Is anyone listening??

As I was preparing to start this blog, I wondered if I would feel like the worried hostess on the night of her first party, her home filled with wondrous food and enchanting decor, watching for the guests who never arrive.  That image almost derailed my efforts to start this blog, until I found this post by Sommer Leigh entitled “The Lonely Factor,” about writing, at least initially, for no one.  She makes the point that new bloggers should expect to write to the silence for the first few months.  If it doesn’t drive us to quit blogging, it will give us time to learn our way while remaining safe from most critical eyes.  I found comfort in this idea of safety and growth in silence and was encouraged by her post to brave the “lonely factor.”
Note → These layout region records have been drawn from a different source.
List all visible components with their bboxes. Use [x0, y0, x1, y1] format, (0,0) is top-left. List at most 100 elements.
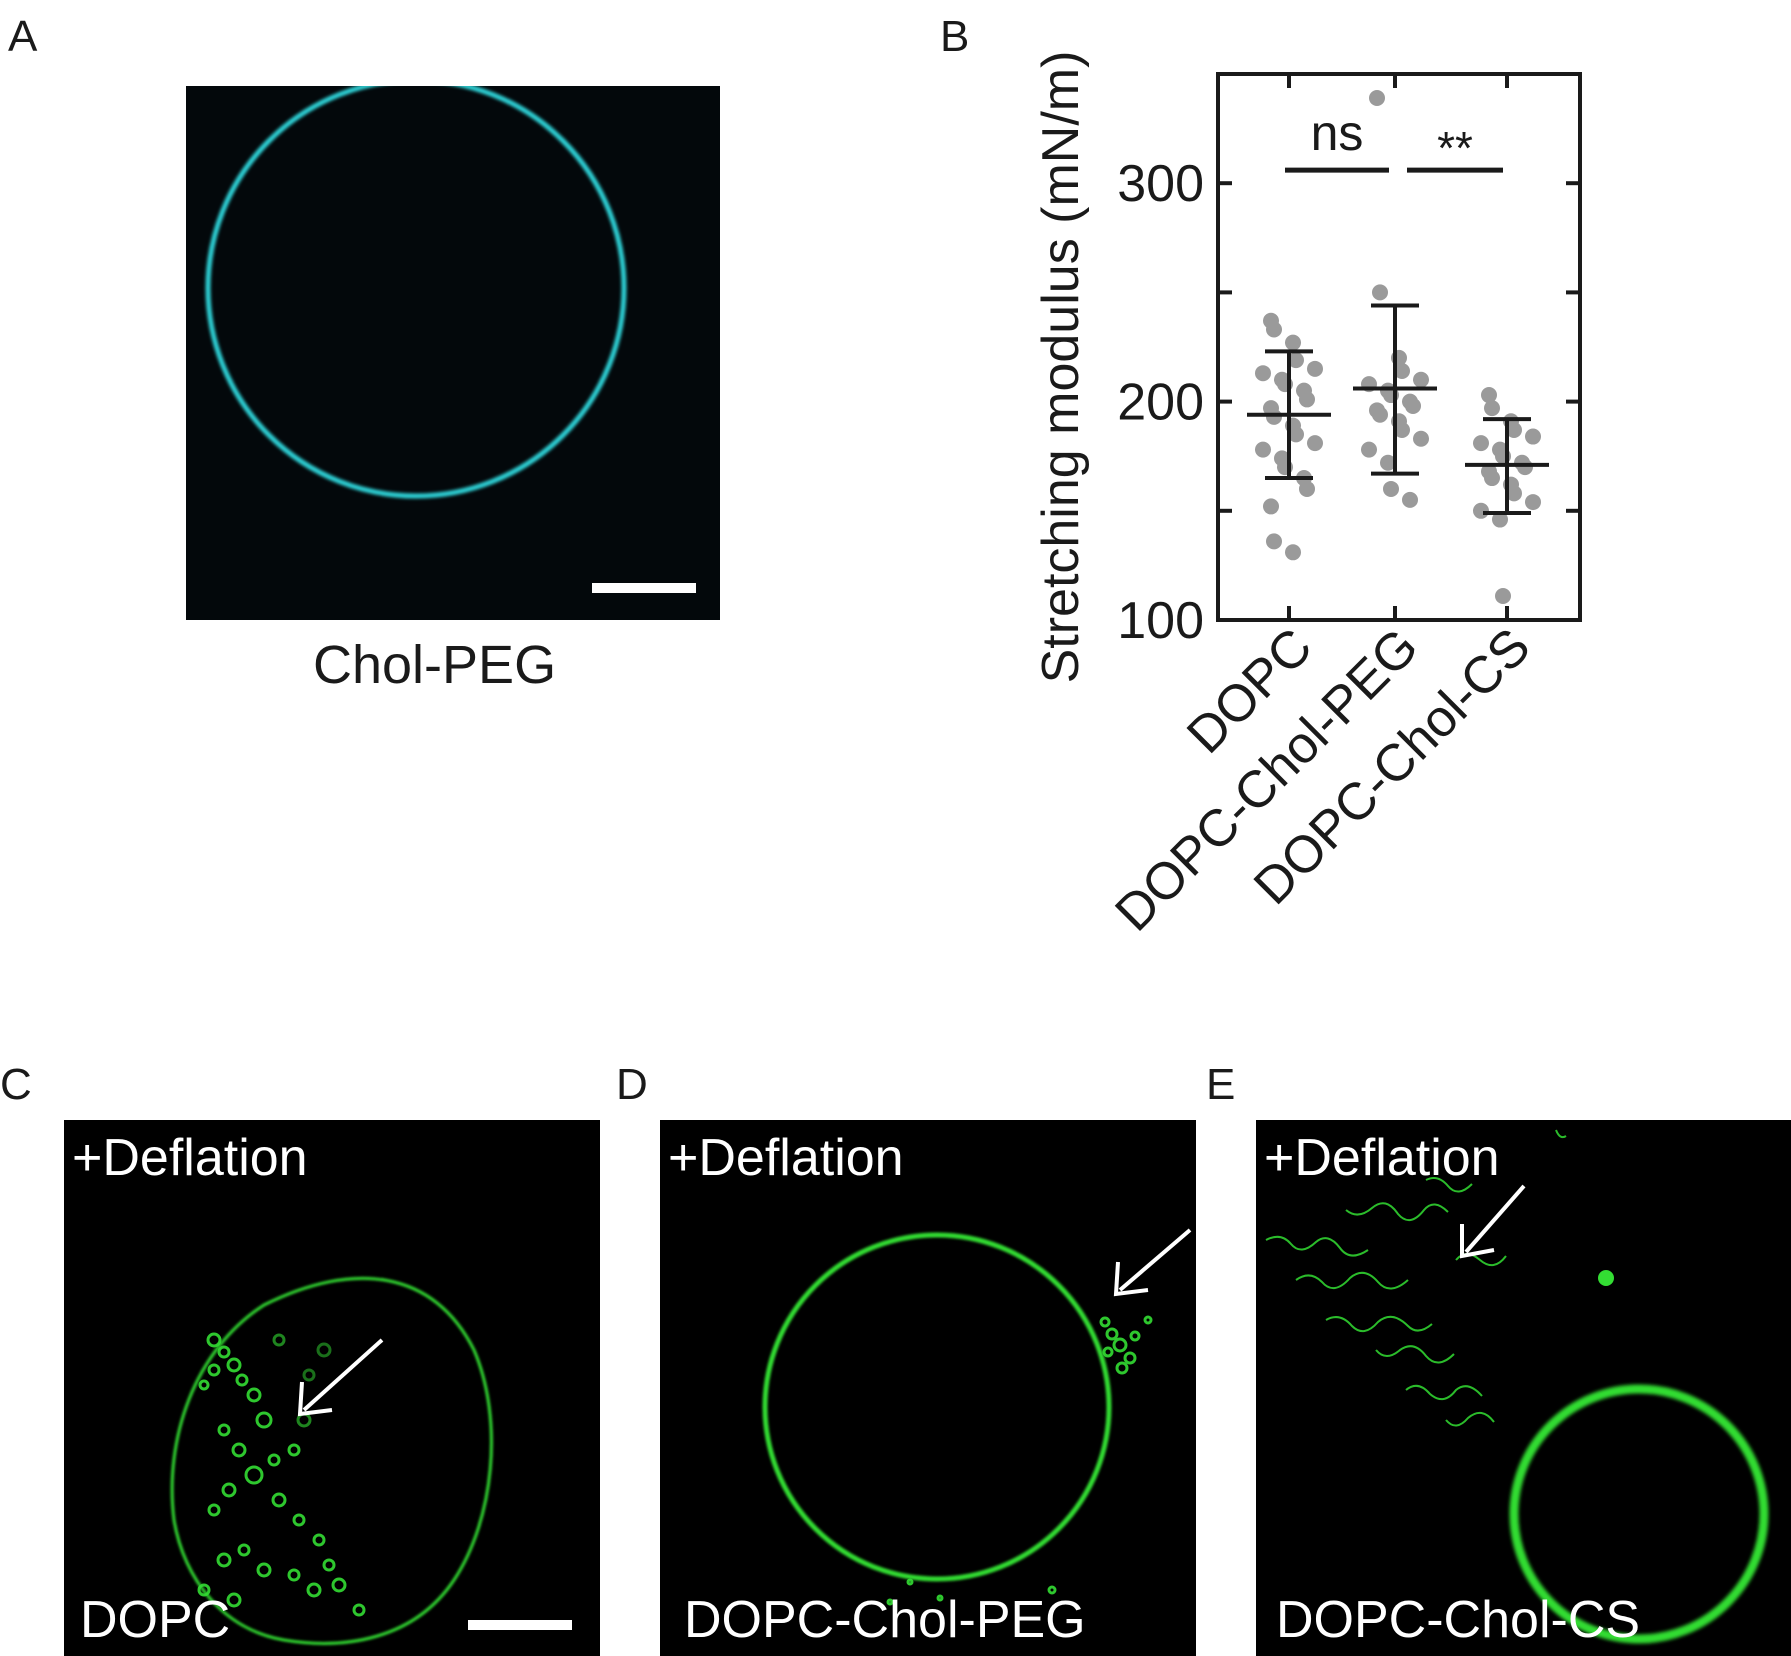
aggregate-tubule	[1406, 1386, 1482, 1399]
panel-c-vesicle-svg	[64, 1120, 600, 1656]
panel-d-letter: D	[616, 1060, 648, 1110]
aggregate-blob	[274, 1335, 284, 1345]
data-point	[1369, 90, 1385, 106]
panel-d-vesicle-svg	[660, 1120, 1196, 1656]
aggregate-blob	[289, 1445, 299, 1455]
aggregate-blob	[294, 1515, 304, 1525]
data-point	[1255, 442, 1271, 458]
data-point	[1484, 470, 1500, 486]
data-point	[1299, 481, 1315, 497]
series-dopc-chol-cs	[1465, 387, 1549, 604]
data-point	[1263, 498, 1279, 514]
aggregate-blob	[289, 1570, 299, 1580]
aggregate-blob	[223, 1484, 235, 1496]
series-dopc	[1247, 313, 1331, 561]
panel-e-label: DOPC-Chol-CS	[1276, 1590, 1640, 1650]
panel-e-arrow	[1462, 1186, 1524, 1256]
panel-e-micrograph: +Deflation DOPC-Chol-CS	[1256, 1120, 1791, 1656]
y-axis-label: Stretching modulus (mN/m)	[1032, 51, 1090, 684]
aggregate-blob	[1101, 1318, 1109, 1326]
panel-c-label: DOPC	[80, 1590, 230, 1650]
panel-d-aggregates	[888, 1317, 1151, 1604]
aggregate-blob	[308, 1584, 320, 1596]
aggregate-tubule	[1326, 1317, 1432, 1331]
panel-d-vesicle-ring	[765, 1235, 1109, 1579]
data-point	[1405, 398, 1421, 414]
aggregate-tubule	[1266, 1237, 1368, 1256]
data-point	[1266, 533, 1282, 549]
aggregate-blob	[208, 1334, 220, 1346]
data-point	[1525, 429, 1541, 445]
aggregate-blob	[237, 1375, 247, 1385]
significance-label: **	[1437, 122, 1473, 174]
panel-c-scale-bar	[468, 1620, 572, 1630]
aggregate-blob	[209, 1365, 219, 1375]
aggregate-blob	[228, 1359, 240, 1371]
aggregate-blob	[324, 1560, 334, 1570]
data-point	[1525, 494, 1541, 510]
aggregate-blob	[209, 1505, 219, 1515]
aggregate-blob	[1125, 1353, 1135, 1363]
y-tick-label: 200	[1117, 374, 1204, 432]
panel-e-vesicle-svg	[1256, 1120, 1791, 1656]
data-point	[1266, 409, 1282, 425]
y-tick-label: 300	[1117, 155, 1204, 213]
panel-c-vesicle-outline	[172, 1278, 491, 1643]
aggregate-blob	[246, 1467, 262, 1483]
data-point	[1413, 372, 1429, 388]
data-point	[1413, 431, 1429, 447]
panel-d-micrograph: +Deflation DOPC-Chol-PEG	[660, 1120, 1196, 1656]
panel-d-arrow	[1116, 1230, 1190, 1294]
data-point	[1495, 588, 1511, 604]
aggregate-blob	[314, 1535, 324, 1545]
panel-e-letter: E	[1206, 1060, 1235, 1110]
data-point	[1484, 400, 1500, 416]
aggregate-blob	[1145, 1317, 1151, 1323]
aggregate-blob	[1114, 1339, 1126, 1351]
data-point	[1372, 407, 1388, 423]
aggregate-blob	[200, 1381, 208, 1389]
aggregate-blob	[1104, 1348, 1112, 1356]
significance-label: ns	[1311, 105, 1364, 161]
aggregate-blob	[248, 1389, 260, 1401]
aggregate-blob	[1131, 1332, 1139, 1340]
aggregate-blob	[219, 1425, 229, 1435]
data-point	[1473, 503, 1489, 519]
data-point	[1383, 481, 1399, 497]
data-point	[1285, 335, 1301, 351]
aggregate-blob	[354, 1605, 364, 1615]
data-point	[1299, 391, 1315, 407]
panel-d-treatment: +Deflation	[668, 1128, 904, 1188]
panel-d-label: DOPC-Chol-PEG	[684, 1590, 1086, 1650]
aggregate-tubule	[1296, 1273, 1408, 1289]
data-point	[1372, 284, 1388, 300]
data-point	[1402, 492, 1418, 508]
aggregate-blob	[1107, 1329, 1117, 1339]
aggregate-tubule	[1346, 1203, 1448, 1220]
series-dopc-chol-peg	[1353, 90, 1437, 508]
aggregate-blob	[318, 1344, 330, 1356]
aggregate-blob	[304, 1370, 314, 1380]
data-point	[1255, 365, 1271, 381]
data-point	[1266, 322, 1282, 338]
y-tick-label: 100	[1117, 592, 1204, 650]
aggregate-blob	[257, 1413, 271, 1427]
data-point	[1517, 459, 1533, 475]
aggregate-blob	[333, 1579, 345, 1591]
aggregate-blob	[219, 1347, 229, 1357]
data-point	[1307, 361, 1323, 377]
stretching-modulus-chart: 100200300Stretching modulus (mN/m)DOPCDO…	[0, 0, 1791, 1060]
data-point	[1361, 442, 1377, 458]
aggregate-tubule	[1556, 1130, 1566, 1137]
data-point	[1473, 435, 1489, 451]
aggregate-blob	[908, 1580, 912, 1584]
aggregate-blob	[1117, 1363, 1127, 1373]
aggregate-blob	[273, 1494, 285, 1506]
data-point	[1307, 435, 1323, 451]
aggregate-blob	[258, 1564, 270, 1576]
panel-e-small-vesicle	[1598, 1270, 1614, 1286]
aggregate-blob	[269, 1455, 279, 1465]
data-point	[1285, 544, 1301, 560]
aggregate-blob	[233, 1444, 245, 1456]
panel-e-treatment: +Deflation	[1264, 1128, 1500, 1188]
This connection between silence and safety and learning got me thinking about teaching (as does almost everything!)  Most of us are afraid of silence, and move to fill the fearsome void with speech as quickly as possible.  In social situations this can soften an awkward moment, but in teaching more often than not it short-circuits students’ responses.  Processing a question and formulating an articulate response takes time – thirty seconds or more for most of us.  For students, who are trying to please us and are often afraid to take the risk of sounding stupid or being wrong, it takes longer.  And yet, how often do we wait for students to think about the question, figure out what it is we are asking, then think about what they have to say on the matter, then put those ideas into words they are willing to share with the entire class?  One second?  Five??
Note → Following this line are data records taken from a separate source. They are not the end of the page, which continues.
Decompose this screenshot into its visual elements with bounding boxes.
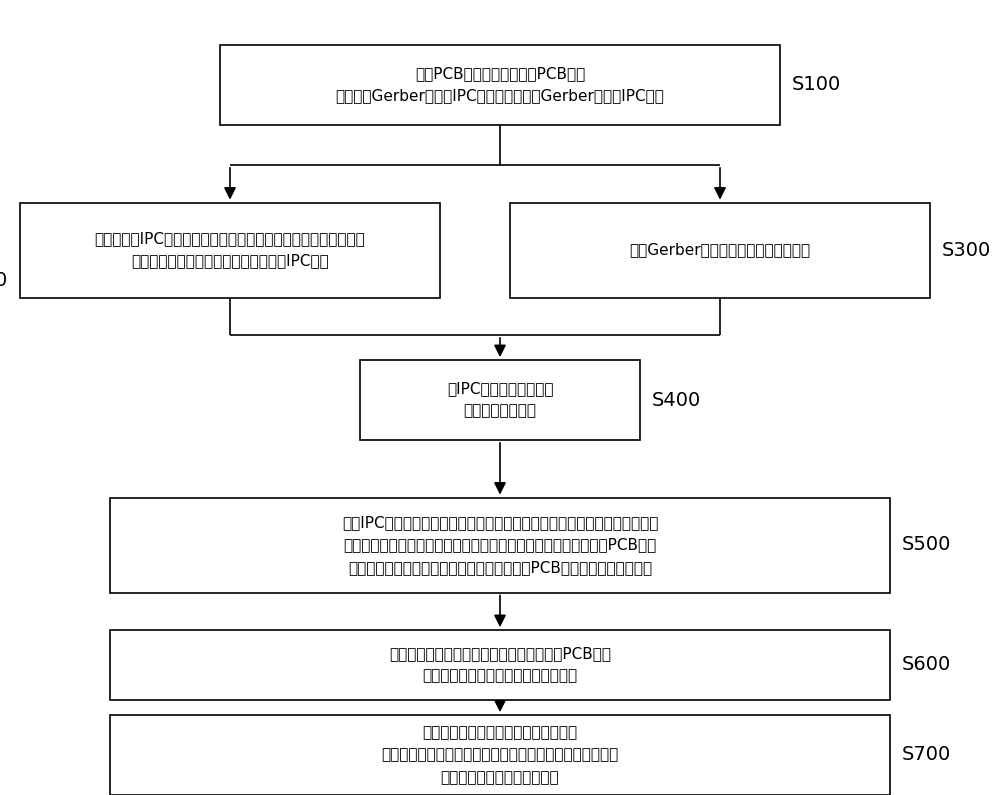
Text: 加载Gerber文件并分析计算出物理网络: 加载Gerber文件并分析计算出物理网络 [629, 242, 811, 258]
Text: S100: S100 [792, 76, 841, 95]
Text: 依据IPC文件中的引脚坐标和被投影命中的物理网络建立映射关系，分别建立
第一映射关联表和第二映射关联表，其中第一映射关联表用以检测PCB设计
文件是否存在开路，: 依据IPC文件中的引脚坐标和被投影命中的物理网络建立映射关系，分别建立 第一映射… [342, 515, 658, 575]
Bar [220, 45, 780, 125]
Text: S200: S200 [0, 270, 8, 289]
Text: 依据第一映射关联表和第二映射关联表检测PCB设计
文件是否存在开路或短路并展示和存储: 依据第一映射关联表和第二映射关联表检测PCB设计 文件是否存在开路或短路并展示和… [389, 646, 611, 684]
Bar [110, 498, 890, 592]
Text: S700: S700 [902, 746, 951, 765]
Text: S300: S300 [942, 241, 991, 259]
Bar [110, 630, 890, 700]
Bar [510, 203, 930, 297]
Text: S500: S500 [902, 536, 951, 554]
Text: 加载并获取IPC文件中的引脚坐标数据和逻辑网络编号数据，依据
引脚坐标数据和逻辑网络编号数据构建IPC网络: 加载并获取IPC文件中的引脚坐标数据和逻辑网络编号数据，依据 引脚坐标数据和逻辑… [95, 231, 365, 269]
Text: 获取PCB设计文件并依据该PCB设计
文件导出Gerber文件和IPC文件，或者获取Gerber文件和IPC文件: 获取PCB设计文件并依据该PCB设计 文件导出Gerber文件和IPC文件，或者… [336, 67, 664, 103]
Text: 将IPC文件中的引脚坐标
投影到物理网络中: 将IPC文件中的引脚坐标 投影到物理网络中 [447, 382, 553, 419]
Bar [110, 715, 890, 795]
Bar [360, 360, 640, 440]
Text: S600: S600 [902, 656, 951, 674]
Text: 依据第一映射关联表和第二映射关联表
以及开短路数据建立开短路分析表，开短路分析表至少包括
短路数量统计和开路数量统计: 依据第一映射关联表和第二映射关联表 以及开短路数据建立开短路分析表，开短路分析表… [381, 725, 619, 785]
Bar [20, 203, 440, 297]
Text: S400: S400 [652, 390, 701, 409]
Try standing in front of a class and counting out thirty seconds in your head.  It is a lifetime!  Yet we must find ways to give our students the time and space they need to formulate their ideas.  One possibility is to give them time to write an initial response, then ask them to share with a partner before sharing with a larger group or the entire class. Giving students time to safely rehearse their ideas before asking them to take the risk of exposing their thoughts to the entire class will increase their willingness to try to struggle through to new ideas and new ways of expression.

One of my favorite student comments at the end of the semester was “Don’t bother stalling when she asks you a question.  She can wait longer for an answer than you can possibly stall.”  Give them time.  Be patient.  Enjoy the silence.